Hazem Saghieh

Following the “Al-Aqsa Flood,” many voices, mostly Israeli and Western, compared Hamas’s operation to the 9/11 attacks carried out by Al-Qaeda in the United States. Some went even further, considering them to be exactly the same and the operation to be Israel’s 9/11.

On the other hand, however, other voices were less concerned with attributes and more interested in proposals drawn from experience. To them, if they truly do resemble one another, it is more true that a response like that which followed the attacks of September 11, with the wars in Afghanistan and Iraq, must be avoided. The reasoning underlying this conviction is that violence and killing cannot be stopped through even greater violence and more killing, which ultimately creates a zero-sum outcome.

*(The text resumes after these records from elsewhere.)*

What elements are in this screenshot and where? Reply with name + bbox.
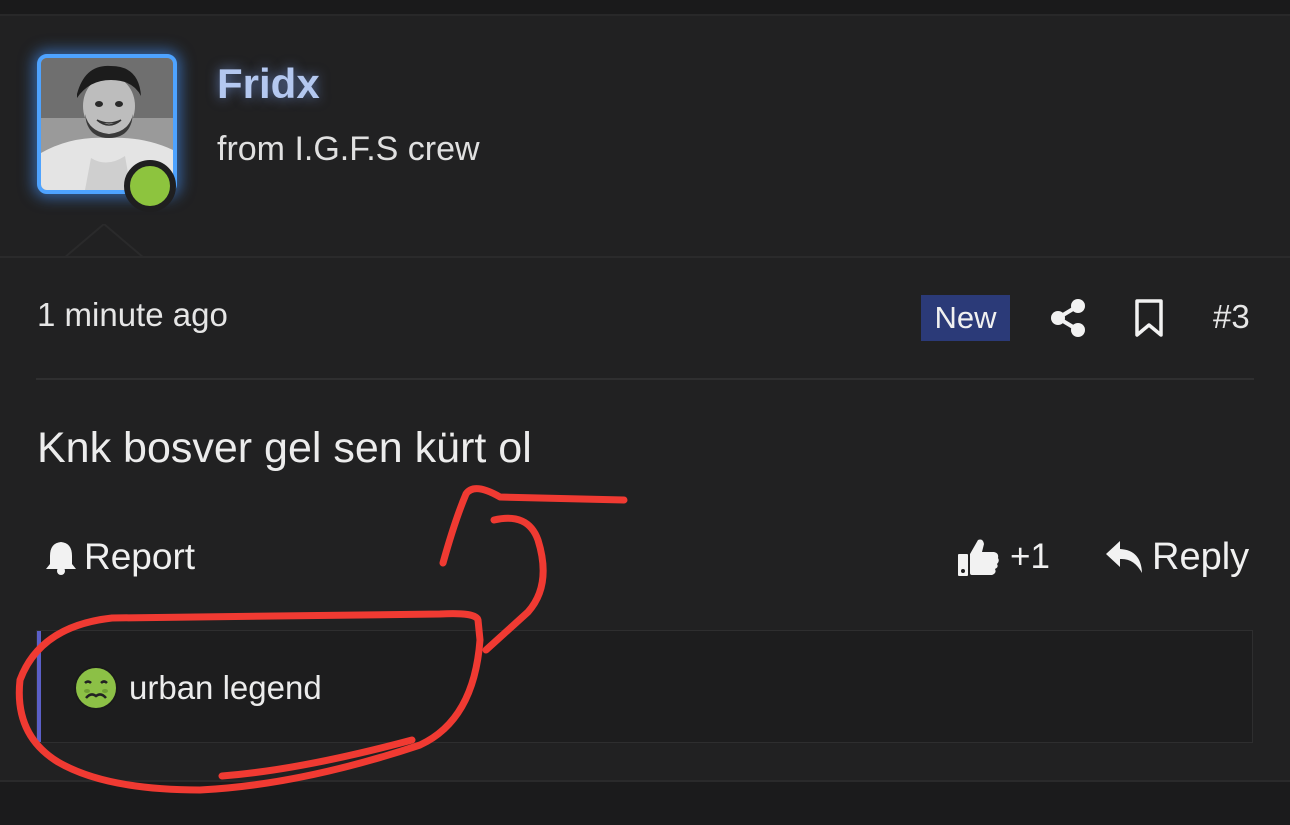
reaction-label: urban legend [129, 669, 322, 706]
like-button[interactable]: +1 [956, 534, 1050, 580]
nauseated-face-icon [74, 666, 118, 710]
author-block [0, 16, 1290, 256]
online-status-indicator [124, 160, 176, 212]
author-title: from I.G.F.S crew [217, 130, 480, 168]
post-timestamp[interactable]: 1 minute ago [37, 296, 228, 334]
report-button[interactable]: Report [44, 534, 195, 580]
like-count: +1 [1010, 537, 1050, 576]
post-header-divider [36, 378, 1254, 380]
post-number-link[interactable]: #3 [1213, 298, 1250, 336]
top-edge [0, 0, 1290, 16]
new-badge: New [921, 295, 1010, 341]
post-body: Knk bosver gel sen kürt ol [37, 424, 532, 472]
post-page: Fridx from I.G.F.S crew 1 minute ago New… [0, 0, 1290, 825]
reply-label: Reply [1152, 535, 1250, 578]
reactions-summary: urban legend [36, 630, 1253, 743]
author-pointer [64, 224, 144, 258]
report-label: Report [84, 536, 196, 577]
bell-icon [46, 542, 76, 575]
share-icon[interactable] [1050, 298, 1086, 338]
author-username[interactable]: Fridx [217, 60, 320, 108]
reaction-item[interactable]: urban legend [73, 665, 322, 711]
reply-button[interactable]: Reply [1104, 534, 1249, 580]
thumbs-up-icon [958, 539, 999, 576]
next-post-area [0, 782, 1290, 825]
reactions-accent-bar [37, 631, 41, 742]
bookmark-icon[interactable] [1134, 298, 1164, 338]
reply-icon [1106, 541, 1142, 573]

This is precisely the outcome that Israel avoided when it retaliated with violence of even greater scale and magnitude, repeatedly targeting far more innocent civilians that Al-Aqsa Flood had. In doing so, the Jewish state adopted a vengeful and brutal approach that it continues to follow, and criticizing it has become a necessary requisite for any sense of humanism and civilization in the world.

This behavior was accompanied, and continues to be, by Israeli and Western actions that are as lacking in precision as they are in justice. In the media, as in other non-military spheres, their behavior has the same effect as the military operations inflicting collective punishment. Examples of this can be seen in countries like Germany, where any criticism of the Jewish state and its policies is seen as anti-Semitic, which is detrimental to the German democratic experience itself and could produce reactions that are indeed undemocratic and anti-Semitic.

This unjust behavior, be it military or otherwise, raises a burning question: at what point does the response to injustice and atrocious actions cease to be a response, becoming a source of wrongdoing that leads to self-harm before harming others?

The American response to September 11, which failed to further the interests it was meant to serve or strengthen the values it claimed to uphold, led to a broad surge in the tendency to glorify tyrants and dictators fighting the US or seen as doing so. As a result, broad segments of the population in the Arab and Islamic worlds extolled Osama bin Laden and then Saddam Hussein, elevating them to the status of noble heroes. In the meantime, romantic poems, both chaste and erotic, were preserved for Taliban chief Mullah Omar.

A similar phenomenon can be seen today in a few Arab cities, where Hamas leaders like Yahya al-Sinwar, Mohammed al-Deif, to say nothing about Abu Ubaida, are being idolized and celebrated. While it is understandable for Israel’s brutality to make those confronting it look better, it is not understandable for positions on Israel, or anything else, to become the single criterion by which to judge individuals, leaders, developments, and history.

In such trials, the judges hide many of the frustrations that the contemporary Arab experience is riddled with. Confronting and addressing those frustrations and what lies beneath them would be preferable to contenting ourselves with choosing new saviors to spare us experiments and lead us to disaster. However, these judges themselves demonstrate that we are one-dimensional and that we have built our world and our perceptions of it on a particular issue or contradiction. One-dimensional beings are vulnerable to being toyed with by anyone who chooses to toy with them, as is clear from the long history of the Palestinian cause, which has been exploited by many beneficiaries, be they rulers or aspiring rulers.

Despite its significance, one’s stance on the conflict with Israel should not obscure the long list of other criteria upon which our position on a particular party or individual should be built. Among them are questions about the person’s character and their stance on other social, economic, educational, and ethical causes that are no less important than the struggle against Israel.

The Lebanese have undergone something similar, and the scars it left continue to burn. As we all know, Hezbollah kidnapped two soldiers in 2006, leading to the famous July War. Afterward, the party declared victory, which was elevated to an official “divine victory” soon after. It thereby triggered a wave of adulation and idolization of those who had “humiliated Israel” and achieved this “divine victory.”

Those who did not join in the celebrations and refrained from sharing this idolization swallowed their reservations about this party that holds views divergent to their own regarding almost everything, simply because this party had fought Israel and, according to the narrative that became popular among some of us, emerged victorious.

Because the pursuit of a single cause repels all others, we failed to notice that this victory laid the groundwork for the dire situation on all fronts that we in Lebanon are confronted with today.

The theory of a single cause has stung us many times, and the scorpions were not only those fighting Israel. We also have those who claim they will fight Israel one day, after deciding on the appropriate place and time, which never comes.

Nothing pushes back against Israel’s behavior and threatens it more than enriching the Palestinian cause by making it coexist alongside other struggles and meanings. Allowing Israel to deny us a rich definition of ourselves by reducing ourselves to being “anti-Israelis,” would be to grant it a crucial victory bigger than its destruction of Gaza.